Миркин ёрзал на стуле, который казался ему утыканным пиками. Операция Миркина по поиску изобретателя «брахмашираса» была секретной. Старушка клонит явно туда, к войне, словно бы что-то знает… Но вот только, откуда?

— Шашнадцать годков мене тогда исполнилось як немцы прийшли на наш хутор, — вещала Оксана Егоровна, вперившись в вытянувшееся от изумления лицо профессора Миркина. — Чекали их селом, мужики в лес поуходили партизанить. А в мене батька кулаком был, не пойшов в партизаны, харчи в подвал посносил…

Рассказ старушки Оксаны Егоровны (из первых рук).

(Глаза Миркина вылезают на лоб).

Место действия — село Нижинцы, под г.п. Еленовские Карьеры. Дата: октябрь 1941 года, время — утро.

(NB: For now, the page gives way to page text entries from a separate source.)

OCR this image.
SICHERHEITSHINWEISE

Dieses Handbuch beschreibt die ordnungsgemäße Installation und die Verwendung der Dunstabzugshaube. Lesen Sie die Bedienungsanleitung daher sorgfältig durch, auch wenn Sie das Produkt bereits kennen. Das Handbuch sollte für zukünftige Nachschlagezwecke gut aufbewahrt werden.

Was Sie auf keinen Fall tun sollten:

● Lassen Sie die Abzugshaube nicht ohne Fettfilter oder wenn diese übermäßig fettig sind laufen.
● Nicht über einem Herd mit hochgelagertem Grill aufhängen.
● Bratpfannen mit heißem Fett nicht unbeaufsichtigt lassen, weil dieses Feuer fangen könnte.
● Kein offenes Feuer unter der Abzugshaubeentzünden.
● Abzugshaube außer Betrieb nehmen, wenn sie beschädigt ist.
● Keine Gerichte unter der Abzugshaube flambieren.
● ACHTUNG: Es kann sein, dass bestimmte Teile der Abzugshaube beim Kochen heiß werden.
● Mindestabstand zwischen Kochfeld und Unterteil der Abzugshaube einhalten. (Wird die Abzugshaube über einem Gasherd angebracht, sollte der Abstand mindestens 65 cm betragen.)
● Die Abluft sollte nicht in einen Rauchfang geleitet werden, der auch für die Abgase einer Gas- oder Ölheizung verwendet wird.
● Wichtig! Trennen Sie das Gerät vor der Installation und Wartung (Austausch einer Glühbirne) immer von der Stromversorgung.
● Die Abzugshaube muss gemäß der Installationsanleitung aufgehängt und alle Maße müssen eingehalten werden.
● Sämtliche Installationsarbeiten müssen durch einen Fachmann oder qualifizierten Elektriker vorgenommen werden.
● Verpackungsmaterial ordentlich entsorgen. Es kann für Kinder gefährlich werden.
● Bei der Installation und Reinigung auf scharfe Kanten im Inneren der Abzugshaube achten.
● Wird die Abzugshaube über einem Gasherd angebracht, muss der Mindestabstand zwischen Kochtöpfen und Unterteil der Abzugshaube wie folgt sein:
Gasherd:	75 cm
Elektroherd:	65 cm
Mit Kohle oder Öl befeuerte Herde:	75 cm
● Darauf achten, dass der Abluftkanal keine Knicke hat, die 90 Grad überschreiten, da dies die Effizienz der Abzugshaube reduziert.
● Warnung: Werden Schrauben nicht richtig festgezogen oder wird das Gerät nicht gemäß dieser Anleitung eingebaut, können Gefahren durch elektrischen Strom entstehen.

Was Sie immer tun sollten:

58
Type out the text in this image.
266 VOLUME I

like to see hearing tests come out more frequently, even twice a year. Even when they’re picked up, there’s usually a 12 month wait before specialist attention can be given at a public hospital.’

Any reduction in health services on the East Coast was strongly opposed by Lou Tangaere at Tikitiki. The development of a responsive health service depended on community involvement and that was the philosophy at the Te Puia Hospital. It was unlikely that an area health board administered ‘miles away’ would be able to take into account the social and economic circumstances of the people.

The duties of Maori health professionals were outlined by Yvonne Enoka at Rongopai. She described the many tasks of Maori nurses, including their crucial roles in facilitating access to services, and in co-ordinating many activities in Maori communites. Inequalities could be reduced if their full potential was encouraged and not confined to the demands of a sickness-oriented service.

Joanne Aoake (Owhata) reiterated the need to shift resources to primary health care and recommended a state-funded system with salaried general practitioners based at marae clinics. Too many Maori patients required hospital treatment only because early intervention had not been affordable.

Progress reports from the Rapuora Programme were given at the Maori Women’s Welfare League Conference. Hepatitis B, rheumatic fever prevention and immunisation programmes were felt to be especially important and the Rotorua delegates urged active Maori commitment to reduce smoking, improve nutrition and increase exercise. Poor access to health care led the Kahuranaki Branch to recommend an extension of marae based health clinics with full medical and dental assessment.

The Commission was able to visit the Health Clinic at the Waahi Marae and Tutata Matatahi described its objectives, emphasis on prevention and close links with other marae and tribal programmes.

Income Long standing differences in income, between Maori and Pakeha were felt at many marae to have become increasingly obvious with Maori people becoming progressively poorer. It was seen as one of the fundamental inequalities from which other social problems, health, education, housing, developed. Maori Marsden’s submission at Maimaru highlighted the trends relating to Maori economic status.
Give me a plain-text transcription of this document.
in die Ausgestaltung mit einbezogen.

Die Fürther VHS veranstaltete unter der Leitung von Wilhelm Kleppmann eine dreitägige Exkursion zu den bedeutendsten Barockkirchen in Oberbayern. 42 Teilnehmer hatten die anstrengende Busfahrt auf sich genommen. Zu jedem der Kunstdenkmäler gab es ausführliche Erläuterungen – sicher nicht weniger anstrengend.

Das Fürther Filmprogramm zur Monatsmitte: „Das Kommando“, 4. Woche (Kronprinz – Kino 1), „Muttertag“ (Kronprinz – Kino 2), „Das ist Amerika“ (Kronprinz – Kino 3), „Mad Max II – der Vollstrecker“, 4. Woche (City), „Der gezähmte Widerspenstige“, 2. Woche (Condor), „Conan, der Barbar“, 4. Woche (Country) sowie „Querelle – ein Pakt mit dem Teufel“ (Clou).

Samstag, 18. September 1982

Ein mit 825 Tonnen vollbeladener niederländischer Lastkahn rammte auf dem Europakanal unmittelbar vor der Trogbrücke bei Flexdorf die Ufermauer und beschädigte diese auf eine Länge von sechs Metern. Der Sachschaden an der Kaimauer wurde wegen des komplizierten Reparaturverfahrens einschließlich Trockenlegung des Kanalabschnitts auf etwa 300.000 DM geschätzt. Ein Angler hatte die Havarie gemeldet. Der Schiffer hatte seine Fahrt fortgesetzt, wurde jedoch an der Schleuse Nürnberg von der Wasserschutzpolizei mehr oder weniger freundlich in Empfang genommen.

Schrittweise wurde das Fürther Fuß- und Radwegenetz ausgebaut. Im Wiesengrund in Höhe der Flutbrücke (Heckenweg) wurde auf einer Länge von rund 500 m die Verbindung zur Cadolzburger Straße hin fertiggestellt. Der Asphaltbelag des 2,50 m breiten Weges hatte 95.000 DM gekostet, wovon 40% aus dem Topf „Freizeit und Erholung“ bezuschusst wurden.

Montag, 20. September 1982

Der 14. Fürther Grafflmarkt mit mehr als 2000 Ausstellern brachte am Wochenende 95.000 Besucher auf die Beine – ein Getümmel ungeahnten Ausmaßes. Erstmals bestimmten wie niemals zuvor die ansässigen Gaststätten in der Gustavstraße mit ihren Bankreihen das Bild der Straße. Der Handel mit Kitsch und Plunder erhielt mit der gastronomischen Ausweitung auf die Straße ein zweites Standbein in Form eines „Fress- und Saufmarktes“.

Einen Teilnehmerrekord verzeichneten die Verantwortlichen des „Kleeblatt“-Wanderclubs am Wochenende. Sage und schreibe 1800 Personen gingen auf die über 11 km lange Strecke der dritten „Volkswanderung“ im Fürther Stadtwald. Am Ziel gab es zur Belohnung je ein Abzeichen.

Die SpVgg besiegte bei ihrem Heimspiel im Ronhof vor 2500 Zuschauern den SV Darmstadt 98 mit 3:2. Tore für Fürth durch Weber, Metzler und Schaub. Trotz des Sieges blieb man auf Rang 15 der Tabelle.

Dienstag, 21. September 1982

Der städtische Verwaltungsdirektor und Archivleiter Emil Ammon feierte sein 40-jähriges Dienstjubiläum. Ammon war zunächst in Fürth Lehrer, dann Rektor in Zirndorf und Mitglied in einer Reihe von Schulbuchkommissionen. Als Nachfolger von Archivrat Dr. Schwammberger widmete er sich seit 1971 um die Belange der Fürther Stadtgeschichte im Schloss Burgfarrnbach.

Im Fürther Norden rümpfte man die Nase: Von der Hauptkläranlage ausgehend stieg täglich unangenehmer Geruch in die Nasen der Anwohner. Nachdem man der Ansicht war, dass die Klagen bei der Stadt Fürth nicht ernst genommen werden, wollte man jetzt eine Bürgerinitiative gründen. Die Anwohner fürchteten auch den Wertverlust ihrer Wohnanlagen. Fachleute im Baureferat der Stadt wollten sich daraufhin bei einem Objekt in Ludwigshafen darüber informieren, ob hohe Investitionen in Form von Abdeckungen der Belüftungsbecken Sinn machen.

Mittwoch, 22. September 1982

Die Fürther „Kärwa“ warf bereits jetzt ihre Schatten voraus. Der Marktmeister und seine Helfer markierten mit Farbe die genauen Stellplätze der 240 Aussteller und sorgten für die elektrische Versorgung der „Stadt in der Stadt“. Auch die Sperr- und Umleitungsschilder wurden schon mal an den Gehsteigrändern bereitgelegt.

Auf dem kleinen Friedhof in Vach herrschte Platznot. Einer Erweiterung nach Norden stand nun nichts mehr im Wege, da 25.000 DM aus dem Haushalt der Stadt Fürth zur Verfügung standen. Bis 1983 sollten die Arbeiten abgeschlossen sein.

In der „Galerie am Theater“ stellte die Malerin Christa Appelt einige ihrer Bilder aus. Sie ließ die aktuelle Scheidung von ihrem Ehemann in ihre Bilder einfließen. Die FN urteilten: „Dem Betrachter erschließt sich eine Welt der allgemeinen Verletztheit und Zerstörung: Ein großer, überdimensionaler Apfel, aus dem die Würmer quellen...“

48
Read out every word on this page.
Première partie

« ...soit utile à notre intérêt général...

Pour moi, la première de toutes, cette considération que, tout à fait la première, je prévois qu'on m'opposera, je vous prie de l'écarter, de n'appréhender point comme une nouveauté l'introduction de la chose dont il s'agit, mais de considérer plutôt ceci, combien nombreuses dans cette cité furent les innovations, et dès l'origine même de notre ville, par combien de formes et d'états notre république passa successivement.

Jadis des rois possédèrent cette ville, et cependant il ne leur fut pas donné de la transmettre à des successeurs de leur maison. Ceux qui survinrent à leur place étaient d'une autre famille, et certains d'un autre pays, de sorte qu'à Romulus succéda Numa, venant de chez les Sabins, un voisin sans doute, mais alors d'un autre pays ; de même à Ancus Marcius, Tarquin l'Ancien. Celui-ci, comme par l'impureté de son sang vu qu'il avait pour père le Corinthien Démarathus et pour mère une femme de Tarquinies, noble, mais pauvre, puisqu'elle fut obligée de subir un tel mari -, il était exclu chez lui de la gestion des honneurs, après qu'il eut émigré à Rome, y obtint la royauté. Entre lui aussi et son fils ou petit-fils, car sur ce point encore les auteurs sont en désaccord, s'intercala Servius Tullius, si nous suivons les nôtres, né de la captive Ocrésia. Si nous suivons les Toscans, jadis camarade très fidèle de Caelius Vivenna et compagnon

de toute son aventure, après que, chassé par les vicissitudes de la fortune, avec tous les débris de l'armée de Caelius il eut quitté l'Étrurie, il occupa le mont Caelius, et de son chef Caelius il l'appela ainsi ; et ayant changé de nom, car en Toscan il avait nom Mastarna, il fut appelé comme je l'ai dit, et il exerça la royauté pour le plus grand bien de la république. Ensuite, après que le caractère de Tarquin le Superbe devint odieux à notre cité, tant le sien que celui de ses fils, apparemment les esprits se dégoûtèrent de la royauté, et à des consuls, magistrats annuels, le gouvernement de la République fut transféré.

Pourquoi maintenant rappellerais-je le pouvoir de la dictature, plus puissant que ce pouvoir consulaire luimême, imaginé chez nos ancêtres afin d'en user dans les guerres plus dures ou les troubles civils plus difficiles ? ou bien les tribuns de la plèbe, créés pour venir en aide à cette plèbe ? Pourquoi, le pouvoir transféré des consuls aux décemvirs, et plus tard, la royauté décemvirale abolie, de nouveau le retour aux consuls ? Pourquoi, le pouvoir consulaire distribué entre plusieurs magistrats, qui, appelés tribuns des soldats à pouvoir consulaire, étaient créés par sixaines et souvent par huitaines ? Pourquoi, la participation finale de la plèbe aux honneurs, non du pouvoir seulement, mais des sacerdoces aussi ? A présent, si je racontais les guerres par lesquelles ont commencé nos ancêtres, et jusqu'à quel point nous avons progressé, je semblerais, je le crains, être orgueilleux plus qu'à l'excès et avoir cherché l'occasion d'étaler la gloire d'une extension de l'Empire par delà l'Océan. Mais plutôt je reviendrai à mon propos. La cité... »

Оксанка покормила толстых рыжих куриц и возвратилась с заднего двора в хату, неся в руке пустое ведёрко. Мамка её, Одарка, с утра готовила, стояла у печки, вся красная, напекала пирогов. А татка Егор Егорыч — тот с утра суетился: сносил добро, которое получше, в погреб.

— Ты чего такой шебутной? — сиплым голосом спросил у него их сосед, рыжий Евстратий со смешной фамилией Носяро, который сидел тут же, за столом и глушил первач из стакана.

— Эй, не жри! — Егор Егорыч подскочил к соседу, схватил бутыль с мутным первачом обеими пухлыми руками и тоже попёр в погреб. — Мое це, не твое!

— Жмот! — презрительно плюнул Евстратий Носяро, отставив в сторонку пустой стакан, занюхивая горячим пирогом.

Оксанка села прясть — мамка велела напрясть ниток и соткать канву на рушники: Покров скоро, надобно убрать красный угол. Она хорошо слышала, как в соседней комнате шебуршит батька и каркает этот дядька Евстрат, которого Оксанка с детства почему-то не любила и даже побаивалась.

— Мой пирог! — это батька отбирает у Носяры горячий пирог и, скорее всего, откусил кусок, чтоб Носяро не откусил первым.

— Эй, хорош пироги таскать, ироды! — это ворвался голос мамки, она гоняет обоих веником, и отобрала у батьки первач.

Полная, цветущая и румяная от печного жара, Одарка понесла первач на кухню, где запрятала в печной поддон. Егор Егорыч туда не лазит: не умеет отодвигать заслонку и боится заполучить ожог.

— Жинка твоя — змеюка! — прогудел Евстратий Носяро и поднялся из-за стола, застланного белой салфеткой. Егор Егорыч заметил, что сосед запятнал салфетку соком и семечками от помидора, который слопал на халяву, и надвинулся на него, указав на пятно.

— Шо ты тут мне гадишь, борзой? — возмутился он и сжал кулак, дабы залепить соседу в ехидную физиономию.

— Эх ты, пузырь! — огрызнулся Носяро, уходя от драки. — Усы-то вон, повисли! Трусишь, вижу, шо тот заяц! Шебуршишь, шебуршишь, таскаешь тут сало своё туды-сюды! Знаю я, шо немцы прут, сказали вже добрые люди! Вон, Малина в лес подался, шоб ему пусто было, коммуняка!